39. Mantan

24.1K 1.4K 32
                                    

Dia emang mantan, tapi bukan berarti aku pernah sayang. Mungkin dulu dia hanya pelampiasan.

• Happy Reading •

Suasana kantin yang begitu ramai membuat Nesya mengelus dada, gadis itu menatap orang di hadapannya. Arina, perempuan itu sedang duduk dengan manis sambil menggulir layar ponselnya. Tak peduli lagi dengan suara bising yang ditimbulkan oleh para penghuni kantin. Sementara Nesya hanya duduk memperhatikan Arina sambil menunggu pesanan mereka datang.
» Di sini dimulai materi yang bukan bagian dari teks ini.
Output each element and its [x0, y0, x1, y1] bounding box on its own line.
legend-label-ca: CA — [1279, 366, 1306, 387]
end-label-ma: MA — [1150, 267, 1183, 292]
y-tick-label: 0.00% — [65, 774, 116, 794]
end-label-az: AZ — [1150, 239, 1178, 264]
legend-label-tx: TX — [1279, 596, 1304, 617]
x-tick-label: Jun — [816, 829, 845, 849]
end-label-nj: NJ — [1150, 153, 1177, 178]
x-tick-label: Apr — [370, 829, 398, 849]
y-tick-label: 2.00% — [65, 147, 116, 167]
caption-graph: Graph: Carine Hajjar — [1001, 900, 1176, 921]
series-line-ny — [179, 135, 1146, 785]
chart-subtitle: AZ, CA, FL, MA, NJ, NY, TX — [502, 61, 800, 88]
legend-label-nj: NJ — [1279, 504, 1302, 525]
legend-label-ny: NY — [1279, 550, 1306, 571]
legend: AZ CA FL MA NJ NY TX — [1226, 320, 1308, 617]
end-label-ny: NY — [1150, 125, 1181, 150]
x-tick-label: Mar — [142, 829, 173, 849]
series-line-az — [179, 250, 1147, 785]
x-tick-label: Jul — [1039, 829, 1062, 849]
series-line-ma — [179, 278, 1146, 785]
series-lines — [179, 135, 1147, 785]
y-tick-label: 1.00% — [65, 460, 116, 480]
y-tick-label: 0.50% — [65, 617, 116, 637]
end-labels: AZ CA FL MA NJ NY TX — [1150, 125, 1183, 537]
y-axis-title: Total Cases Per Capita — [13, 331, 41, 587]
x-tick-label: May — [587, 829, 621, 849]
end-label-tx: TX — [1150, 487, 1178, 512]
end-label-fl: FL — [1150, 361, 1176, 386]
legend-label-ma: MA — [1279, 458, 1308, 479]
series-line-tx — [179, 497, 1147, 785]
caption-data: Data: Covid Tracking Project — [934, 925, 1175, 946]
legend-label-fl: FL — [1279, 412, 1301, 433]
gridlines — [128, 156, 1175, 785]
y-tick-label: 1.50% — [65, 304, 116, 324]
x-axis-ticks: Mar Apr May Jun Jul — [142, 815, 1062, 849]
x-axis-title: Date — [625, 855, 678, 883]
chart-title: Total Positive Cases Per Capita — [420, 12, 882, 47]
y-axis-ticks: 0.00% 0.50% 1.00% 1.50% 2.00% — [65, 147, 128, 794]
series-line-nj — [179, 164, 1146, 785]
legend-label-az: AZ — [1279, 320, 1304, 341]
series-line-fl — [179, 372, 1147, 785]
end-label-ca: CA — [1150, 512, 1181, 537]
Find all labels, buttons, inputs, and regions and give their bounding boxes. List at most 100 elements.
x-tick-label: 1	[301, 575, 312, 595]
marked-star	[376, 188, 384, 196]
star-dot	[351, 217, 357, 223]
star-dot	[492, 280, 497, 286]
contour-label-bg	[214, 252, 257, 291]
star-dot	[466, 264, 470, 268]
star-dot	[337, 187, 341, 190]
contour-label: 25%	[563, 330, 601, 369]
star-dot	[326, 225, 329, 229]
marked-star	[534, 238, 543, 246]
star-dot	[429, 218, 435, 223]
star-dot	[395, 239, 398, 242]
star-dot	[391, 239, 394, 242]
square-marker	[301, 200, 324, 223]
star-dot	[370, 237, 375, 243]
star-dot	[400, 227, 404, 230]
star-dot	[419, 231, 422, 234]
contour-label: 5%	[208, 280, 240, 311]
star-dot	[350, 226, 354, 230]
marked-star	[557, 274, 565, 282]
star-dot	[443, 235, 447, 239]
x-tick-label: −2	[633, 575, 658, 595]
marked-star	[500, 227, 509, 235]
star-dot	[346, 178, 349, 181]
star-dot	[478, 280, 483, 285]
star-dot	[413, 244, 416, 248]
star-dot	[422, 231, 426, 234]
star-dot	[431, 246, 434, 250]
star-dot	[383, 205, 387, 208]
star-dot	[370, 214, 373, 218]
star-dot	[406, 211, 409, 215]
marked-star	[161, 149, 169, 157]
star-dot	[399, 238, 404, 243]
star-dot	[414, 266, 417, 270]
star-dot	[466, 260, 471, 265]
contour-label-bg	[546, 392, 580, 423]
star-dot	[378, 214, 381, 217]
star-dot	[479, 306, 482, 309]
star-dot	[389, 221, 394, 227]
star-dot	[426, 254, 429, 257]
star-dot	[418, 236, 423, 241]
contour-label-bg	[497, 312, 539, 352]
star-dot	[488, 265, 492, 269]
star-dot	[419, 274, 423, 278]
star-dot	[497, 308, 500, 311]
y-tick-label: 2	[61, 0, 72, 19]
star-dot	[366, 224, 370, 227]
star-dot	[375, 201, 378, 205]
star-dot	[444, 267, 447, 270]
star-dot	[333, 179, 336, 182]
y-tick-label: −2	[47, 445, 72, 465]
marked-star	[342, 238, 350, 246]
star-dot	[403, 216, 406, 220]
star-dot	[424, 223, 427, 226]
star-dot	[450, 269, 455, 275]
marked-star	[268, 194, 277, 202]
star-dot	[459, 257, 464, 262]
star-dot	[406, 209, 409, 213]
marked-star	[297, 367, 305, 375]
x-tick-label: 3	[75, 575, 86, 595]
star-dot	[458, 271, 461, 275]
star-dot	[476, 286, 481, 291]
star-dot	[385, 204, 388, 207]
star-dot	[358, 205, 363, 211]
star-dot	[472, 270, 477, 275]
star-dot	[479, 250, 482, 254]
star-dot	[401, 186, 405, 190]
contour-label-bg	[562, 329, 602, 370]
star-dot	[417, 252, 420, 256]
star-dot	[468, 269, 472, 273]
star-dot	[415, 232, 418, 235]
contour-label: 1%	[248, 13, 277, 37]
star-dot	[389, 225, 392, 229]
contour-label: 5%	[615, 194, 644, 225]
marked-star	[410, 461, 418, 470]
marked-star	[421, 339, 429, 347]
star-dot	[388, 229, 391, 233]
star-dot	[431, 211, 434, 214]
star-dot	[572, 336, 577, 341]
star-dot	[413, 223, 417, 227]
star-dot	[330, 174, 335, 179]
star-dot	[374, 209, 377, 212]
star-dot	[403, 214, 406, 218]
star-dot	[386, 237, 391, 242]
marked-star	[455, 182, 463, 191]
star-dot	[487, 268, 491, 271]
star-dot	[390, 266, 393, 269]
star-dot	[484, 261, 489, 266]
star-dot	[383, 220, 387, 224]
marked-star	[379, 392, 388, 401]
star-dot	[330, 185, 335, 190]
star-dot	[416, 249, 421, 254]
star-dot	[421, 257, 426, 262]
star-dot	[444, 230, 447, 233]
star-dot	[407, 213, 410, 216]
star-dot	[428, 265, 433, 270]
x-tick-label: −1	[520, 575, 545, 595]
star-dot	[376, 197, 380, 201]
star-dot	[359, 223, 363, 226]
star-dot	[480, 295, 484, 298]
"Eh, Rin. Katanya ada anak baru." Nesya memecah keterdiaman mereka dengan membahas topik ini dengan Arina. Arina yang tadi sibuk dengan ponselnya mendongak, menatap Nesya. Namun, kemudian kembali menunduk. Menatap ponselnya.

"Oh."

Nesya mendengkus kesal. Respon Arina tak pernah sesuai harapannya, sebenarnya apa yang Arina lakukan dengan ponselnya? Sampai-sampai dia tak mengacuhkan keberadaan Nesya.

"Lo ngapain sih, Rin? Sebel gue, dicuekin itu nggak enak, tahu!"

Arina kembali mendongak menatap Nesya. Dia meletakkan ponselnya di meja, kemudian tersenyum manis.

"Iya deh. Maaf, emang siapa orangnya?" tanya Arina pada akhirnya. Dia tak kuasa melihat Nesya yang begitu kesal karena ulahnya yang tak memedulikannya.

"Kabar-kabarnya sih masih kelas sebelas. Cantik lagi, Rin," komentar Nesya. Arina hanya manggut-manggut mendengar ucapan Nesya, baginya itu tak terlalu penting. Hanya saja, dia ingin melegakan hati Nesya.

Nesya kembali diam. Tak lama pesanan mereka datang, berupa bakso juga es jeruk kesukaan Arina. Dan dengan antusiasnya Arina segera mengambilnya.

"Buset, Rin! Lo makan bakso sama sambel apa sambel sama bakso? Banyak bener." Nesya berbicara sambil menatap takjub Arina. Bagaimana tidak? Arina menuangkan sambal dengan porsi yang tak bisa dibilang sedikit. Hal itu berhasil membuat Nesya geleng-geleng kepala. Apa Arina tidak berpikir jika itu bisa membuat perutnya sakit?

"Santai kali, Sa. Sekali-kali makan beginian, udah lama nggak nyoba." Arina menjawab sambil mengaduk baksonya, lalu menatap Nesya yang masih memandangnya. Arina menaikkan kedua alisnya saat menyadari tatapan Nesya tak beralih darinya.

"Kenapa?" tanya Arina tak mengerti. Nesya yang tersadar langsung menggelengkan kepalanya.

"Nggak."

"Lo tahu nggak, sih? Gue kepengin banget makan ginian, tapi Arjun nggak pernah ngebolehin." Tiba-tiba Arina bercurhat.

"Ya bener aja Arjun nggak ngebolehin. Kan lo punya maag, kalau kambuh gimana?"

Nesya memutar kedua bola matanya malas. Dia tak pernah tahu apa yang ada di dalam kepala sahabatnya itu, apakah Arina masih waras?

"Bodo, Sa. Gue laper."

Arina mengambil sendoknya, lalu mulai memakan makanannya.

"Kalau Arjun tahu bisa ngamuk dia, Rin," peringat Nesya sambil memakan baksonya sendiri. Juga menatap Arina ngeri.

"Ya kalau lo nggak bilang, Arjun nggak bakal tahu! Makanya jangan ngomong," dengkus Arina. Dia menatap Nesya tajam.

Nesya diam. Membiarkan Arina yang larut dengan aktivitasnya, sementara dirinya melanjutkan ritual makannya.

"Dasar, keras kepala!"

Arina dan Nesya sontak mendongakkan kepala saat mendengar suara Arjuna. Pemuda itu sudah duduk di sebelah Arina, meletakkan sepiring mi goreng di atas meja. Kemudian menatap Arina tajam. Tangannya menggeser mangkuk bakso milik Arina ke hadapannya.